Bishops consider blood sports at meeting
07 March 2007
The bishops of Ireland considered the issue of clergy involvement in blood sports at their latest general meeting, ICABS has been told. The bishops have thanked us for drawing their attention to the continued practice of hunt blessings.
In a letter to the Irish Bishops Conference last November, ICABS highlighted the latest instances of clergy involvement in hunting and coursing and renewed our appeal for the issue to be addressed. Brought to the conference's attention was a priest who presented a coursing award, a priest acting as a hunt master and a priest who blessed a foxhunt.
In our correspondence, we appealed to the bishops "to convey to priests the inappropriateness of associating with or participating in hunting or coursing".
"Blood sports such as foxhunting and hare coursing are contrary to the Catechism of the Catholic Church and should be shunned by members of the clergy," we pointed out. "We hope that 2006 will mark an end to this unfortunate link between priests and activities involving cruelty to some of God's most vulnerable creatures."

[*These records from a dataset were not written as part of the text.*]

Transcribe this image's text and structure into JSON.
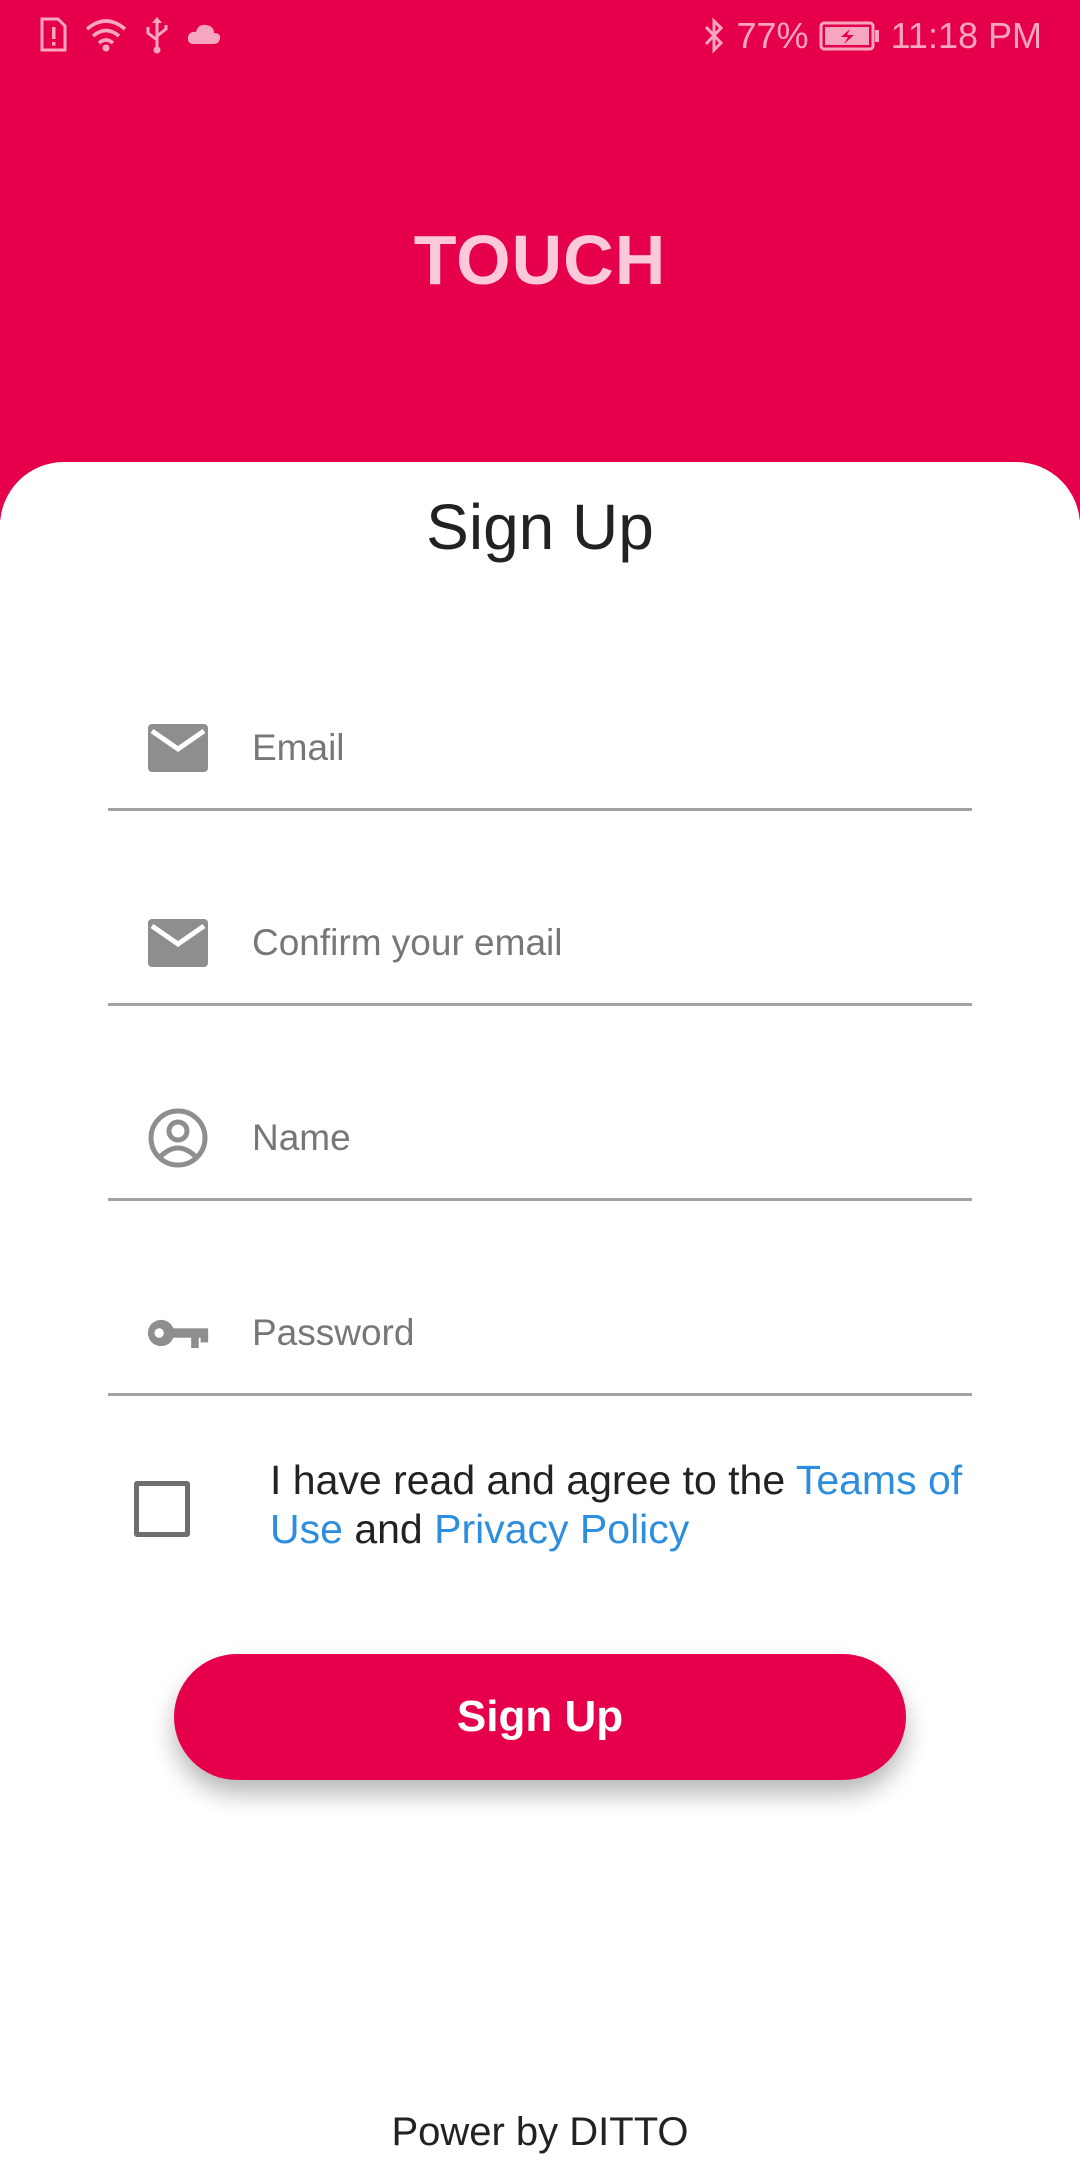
{
  "status_bar": {
    "battery_percent": "77%",
    "time": "11:18 PM",
    "icons": [
      "sim-alert-icon",
      "wifi-icon",
      "usb-icon",
      "cloud-icon",
      "bluetooth-icon",
      "battery-charging-icon"
    ]
  },
  "header": {
    "brand": "TOUCH",
    "color": "#E6004C"
  },
  "page_title": "Sign Up",
  "form": {
    "email": {
      "placeholder": "Email",
      "value": "",
      "icon": "mail-icon"
    },
    "confirm_email": {
      "placeholder": "Confirm your email",
      "value": "",
      "icon": "mail-icon"
    },
    "name": {
      "placeholder": "Name",
      "value": "",
      "icon": "account-circle-icon"
    },
    "password": {
      "placeholder": "Password",
      "value": "",
      "icon": "key-icon"
    }
  },
  "agreement": {
    "checked": false,
    "text_before": "I have read and agree to the ",
    "terms_link": "Teams of Use",
    "text_middle": " and ",
    "privacy_link": "Privacy Policy",
    "link_color": "#2D8EE0"
  },
  "signup_button": {
    "label": "Sign Up"
  },
  "footer": {
    "text": "Power by DITTO"
  }
}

In a letter recently sent to ICABS, the Executive Secretary of the Irish Episcopal Conference, Revd Aidan O'Boyle replied: "Your letter was brought to the attention of all of the Bishops at their December General Meeting [and] the specific cases you highlighted in regard to the involvement of certain clergy in blood sports were brought to the attention of the relevant Bishops."
"The Bishops have asked me to thank you for bringing these instances of involvement in blood sports to their attention," he added.
ICABS has previously welcomed an announcement by the Irish Bishops Conference that they are opposed to priests blessing hunts or accessing church property (please see news item below). We will continue to urge the Irish bishops to condemn blood sports.
Please write to your local bishop and appeal to him to publicly condemn the hunting of animals with packs of dogs. Highlight that blood sports are contrary to the Catholic Catechism.
Paragraph 2418 states that "it is contrary to human dignity to cause animals to suffer and die needlessly" while Paragraph 2416 states: "Animals are God's creatures. He surrounds them with his providential care. By their mere existence they bless him and give him glory. Thus men owe them kindness. We should recall the gentleness with which saints like St. Francis of Assisi or St. Philip Neri treated animals."
Irish Bishops don't condone hunt blessings
The Irish Bishops' Conference have announced that they do not condone the blessing of hunts by members of the clergy.
A letter to ICABS from Executive Secretary, Reverend Aidan O'Boyle, confirmed that the "involvement of some members of the clergy in blood sports" had been discussed in recent times by the bishops at their quarterly meetings in Maynooth. However, while stressing that the Bishops' Conference "would not condone the practice of priests blessing foxhunts", he indicated that it was an issue to be dealt with locally.
"The Bishops' Conference is of the view that the practice of priests blessing foxhunts, and indeed the regulation of access to Church land for hunts, is a matter for the local diocese where these practices are happening," he wrote.
ICABS welcomes the bishops' condemnation of hunt blessings and hope that the individual bishops which make up the Conference will act at a local level to prevent further such blessings.
We will continue to press the Catholic authorities to unequivocally denounce blood sports and to prevent priests from partaking in these cruel activities. A small minority of priests around Ireland continue to flout the Catechism of the Catholic Church by supporting or partaking in foxhunting and hare coursing activities.
According to paragraph 2418 of the Catechism, "it is contrary to human dignity to cause animals to suffer and die needlessly." Paragraph 2416 states the following: "Animals are God's creatures. He surrounds them with his providential care. By their mere existence they bless him and give him glory. Thus men owe them kindness. We should recall the gentleness with which saints like St. Francis of Assisi or St. Philip Neri treated animals."